The C-Statistic, also called Concordance Statistic or C-Stat, is a common metric used analyze performance of binary classification models, and to compare multiple models to one another.
Specifically, the C-statistic is computed as the area under the ROC curve. The minimum value of c is 0.0 and the maximum is 1.0. C-values of 0.7 to 0.8 to show acceptable discrimination, values of 0.8 to 0.9 to indicate excellent discrimination, and values of ≥0.9 to show outstanding discrimination.
An ROC curve is a graphical plot showing the true positive rate (TPR) against the false positive rate (FPR). TPR is also known as Sensitivity while FPR can be calculated as one minus the Specificity. The C-Statistic will be a larger value, near 1.0, when the ROC curve hugs the upper left side of the plot. This represents the situation of model that has a good mix of low false positive rate and high true positive rate. A model that is not much better than just randomly assigning outputs will have an ROC curve near the 45 degree line, and a C-Statistic near 0.5.
For more information on ROC Curves and the C-Statistic, see:
- https://www.statisticshowto.com/c-statistic/#:~:text=What%20is%20a%20C%2DStatistic,in%20a%20logistic%20regression%20model.
- https://en.wikipedia.org/wiki/Receiver_operating_characteristic
In LityxIQ, you can perform an interactive analysis of decision threshold and error cost analysis based on a binary classification model's ROC curve. For a given model, the continuous scores (between 0 and 1) that it provides for scored records might be used in external applications to make a binary decision. This analysis area in LityxIQ allows you to understand, simulate, and optimize the result of choosing the decision threshold for classifying records.
After selecting Performance Analysis for the model, select "ROC and Error Cost Analysis" from the Analysis Type menu, and refer to the information below for more help.

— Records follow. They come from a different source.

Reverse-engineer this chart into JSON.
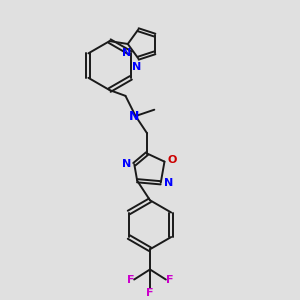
{
  "background_color": "#e0e0e0",
  "bond_color": "#1a1a1a",
  "N_color": "#0000ff",
  "O_color": "#cc0000",
  "F_color": "#cc00cc",
  "line_width": 1.4,
  "dbo": 0.07,
  "figsize": [
    3.0,
    3.0
  ],
  "dpi": 100,
  "xlim": [
    -3.5,
    3.5
  ],
  "ylim": [
    -5.5,
    4.5
  ]
}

Cost of a False Negative / Cost of a False Positive - the error cost to assign to false negative and false positive predictions the model makes at the given threshold. The values entered only matter in relation to one another. For example, if the cost of making a false negative prediction in your scenario is five times greater than for a false positive, you could set 5 for the Cost of a False Negative and 1 for the Cost of a False Positive. Setting these values to, for example, 10 and 2, would provide an equivalent result.
Population Pct Positive - the percentage of records in the population expected to actually have a positive result (e.g., have a disease, respond to a campaign, etc). Setting this at 50 is a good starting point for Cost Analysis as it gives equal weight to positive and negative records in the population.
Note that any particular combination of settings for the above mentioned inputs will lead to a specific Error Cost Curve as shown in the "Error Cost Analysis" plots, and a specific "Optimal decision threshold" for the model.
Threshold Simulation - this slider allows you to see the effect of using different threshold values (other than the optimal) on metrics like error rates and risk cost scores. Modifying the value using the slider will not change the Error Cost curve, but will change values shown in the Confusion Matrix and Metrics section (and the vertical line in the Error Cost Analysis will shift to represent your threshold selection).